The Nobel prize-winning economist and political scientist Frederich
von Hayek didn’t, as far as I know, use the term but the idea was central to
his thinking. He saw the price/market system as the wisdom of the crowds in
action. He saw the society as a complex and self-organised system, with distributed
decision making and dispersed knowledge as they key driving forces. Trying to
control an economy from the top down is impossible without access to all that
knowledge - knowledge that we are often not even explicitly aware that we have.
I’ve often wondered though whether it really works in
practice, or was it really the case that yet again the world is far too complex
and messy for even this simple (and surprising) idea to work. At the weekend I
finally managed to see a real world example. In the context of some fundraising
for the George Pantziarka TP53 Trust (the UK charity that supports people with
Li Fraumeni Syndrome), we attended the modern equivalent of Galton’s county
fair – a suburban Farmer’s market in south-west London. We didn’t have an ox to
spare, so in our case the crowd had to correctly guess the number of chocolate
Easter eggs to win the prize (see below, we’ll skate over the health effects of eating all
of those eggs…).
This was my chance to get my hands on a real world data set.
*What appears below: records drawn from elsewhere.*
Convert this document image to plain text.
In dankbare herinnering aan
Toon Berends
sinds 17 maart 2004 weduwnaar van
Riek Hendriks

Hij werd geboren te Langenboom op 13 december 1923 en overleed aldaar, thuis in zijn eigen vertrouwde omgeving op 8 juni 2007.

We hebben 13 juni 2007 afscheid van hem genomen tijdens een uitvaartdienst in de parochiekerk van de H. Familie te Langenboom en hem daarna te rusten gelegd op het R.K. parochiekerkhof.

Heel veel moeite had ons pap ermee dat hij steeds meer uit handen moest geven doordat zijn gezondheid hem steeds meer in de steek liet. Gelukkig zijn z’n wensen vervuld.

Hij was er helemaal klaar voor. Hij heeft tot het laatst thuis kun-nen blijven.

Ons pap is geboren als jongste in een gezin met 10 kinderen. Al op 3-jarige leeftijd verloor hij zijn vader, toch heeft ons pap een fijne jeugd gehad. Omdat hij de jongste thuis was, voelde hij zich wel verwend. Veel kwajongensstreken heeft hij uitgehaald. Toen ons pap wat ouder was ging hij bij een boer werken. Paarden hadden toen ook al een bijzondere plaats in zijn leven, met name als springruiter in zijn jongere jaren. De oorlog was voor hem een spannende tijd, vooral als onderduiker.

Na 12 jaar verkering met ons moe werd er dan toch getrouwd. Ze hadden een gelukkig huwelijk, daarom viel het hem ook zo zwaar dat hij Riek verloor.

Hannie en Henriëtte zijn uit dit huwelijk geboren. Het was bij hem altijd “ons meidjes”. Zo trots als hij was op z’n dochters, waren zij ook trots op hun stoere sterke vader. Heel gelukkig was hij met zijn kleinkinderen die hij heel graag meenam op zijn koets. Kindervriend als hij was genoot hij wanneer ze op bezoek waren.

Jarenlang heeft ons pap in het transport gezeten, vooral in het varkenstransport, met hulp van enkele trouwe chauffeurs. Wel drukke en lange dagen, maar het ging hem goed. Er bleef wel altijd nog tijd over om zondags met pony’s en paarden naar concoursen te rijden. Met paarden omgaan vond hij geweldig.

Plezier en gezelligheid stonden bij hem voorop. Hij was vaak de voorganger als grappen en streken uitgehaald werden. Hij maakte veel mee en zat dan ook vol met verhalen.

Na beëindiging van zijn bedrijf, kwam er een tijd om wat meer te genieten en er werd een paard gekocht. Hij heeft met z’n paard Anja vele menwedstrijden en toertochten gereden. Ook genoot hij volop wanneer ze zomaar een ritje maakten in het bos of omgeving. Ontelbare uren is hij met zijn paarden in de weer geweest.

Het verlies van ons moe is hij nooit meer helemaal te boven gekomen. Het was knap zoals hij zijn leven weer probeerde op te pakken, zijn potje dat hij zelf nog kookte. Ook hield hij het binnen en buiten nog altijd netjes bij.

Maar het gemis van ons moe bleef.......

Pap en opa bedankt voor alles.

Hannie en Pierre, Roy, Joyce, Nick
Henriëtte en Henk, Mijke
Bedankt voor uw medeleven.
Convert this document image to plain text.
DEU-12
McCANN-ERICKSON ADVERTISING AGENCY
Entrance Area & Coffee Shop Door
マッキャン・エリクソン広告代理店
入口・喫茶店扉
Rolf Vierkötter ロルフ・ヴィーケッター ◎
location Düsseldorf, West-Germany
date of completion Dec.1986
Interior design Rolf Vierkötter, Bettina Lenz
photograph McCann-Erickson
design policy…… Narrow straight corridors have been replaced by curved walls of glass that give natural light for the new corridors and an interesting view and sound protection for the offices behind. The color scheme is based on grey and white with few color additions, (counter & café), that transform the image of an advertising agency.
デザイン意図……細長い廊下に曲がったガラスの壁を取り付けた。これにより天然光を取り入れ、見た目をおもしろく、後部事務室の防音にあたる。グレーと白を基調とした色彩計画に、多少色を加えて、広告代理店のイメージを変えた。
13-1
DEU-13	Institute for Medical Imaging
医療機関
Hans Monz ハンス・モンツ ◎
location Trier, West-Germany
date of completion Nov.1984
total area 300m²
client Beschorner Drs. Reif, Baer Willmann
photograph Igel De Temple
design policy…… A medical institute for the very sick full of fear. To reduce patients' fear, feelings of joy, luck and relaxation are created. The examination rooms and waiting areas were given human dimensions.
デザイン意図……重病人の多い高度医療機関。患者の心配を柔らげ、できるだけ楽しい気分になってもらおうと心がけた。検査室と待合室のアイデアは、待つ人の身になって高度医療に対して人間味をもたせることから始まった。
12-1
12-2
Unfortunately the weekend coincided with a blizzard, so turn-out was low at the
market and I was worried that the dataset wouldn’t be sufficient to show the
effect. In the end we had 66 entries – and the correct answer was 145 eggs. The
answers were all over the place, with a low of 50 and a maximum of 376 (see
scatter chart below – correct answer in red). The lucky winner got close with
an answer of 143.
So how wise was our crowd of 66? The average of the entire
data set was 144.1 – which is closer than the winning entry. I have to admit I
was surprised at just how close that is. Even more surprising is how quickly
the average converged to the correct answer. The chart below shows the
cumulative moving average converging close to the right answer within 15
guesses. That’s fast.
Was that speed of convergence just a fluke? When the dataset
is reversed what happens? The same thing – the cumulative moving average gets
close to the correct average incredibly quickly, even though it starts off with
some wildcard answers.
Although this idea might be old hat – I for one am still impressed at
these results. Although the applications for this idea are limited – it would
be great to be able to harness this sort of thing to solve something a bit more
meaningful than the size of an ox or the number of chocolate eggs. I also find
the democratic nature of this result incredibly satisfying.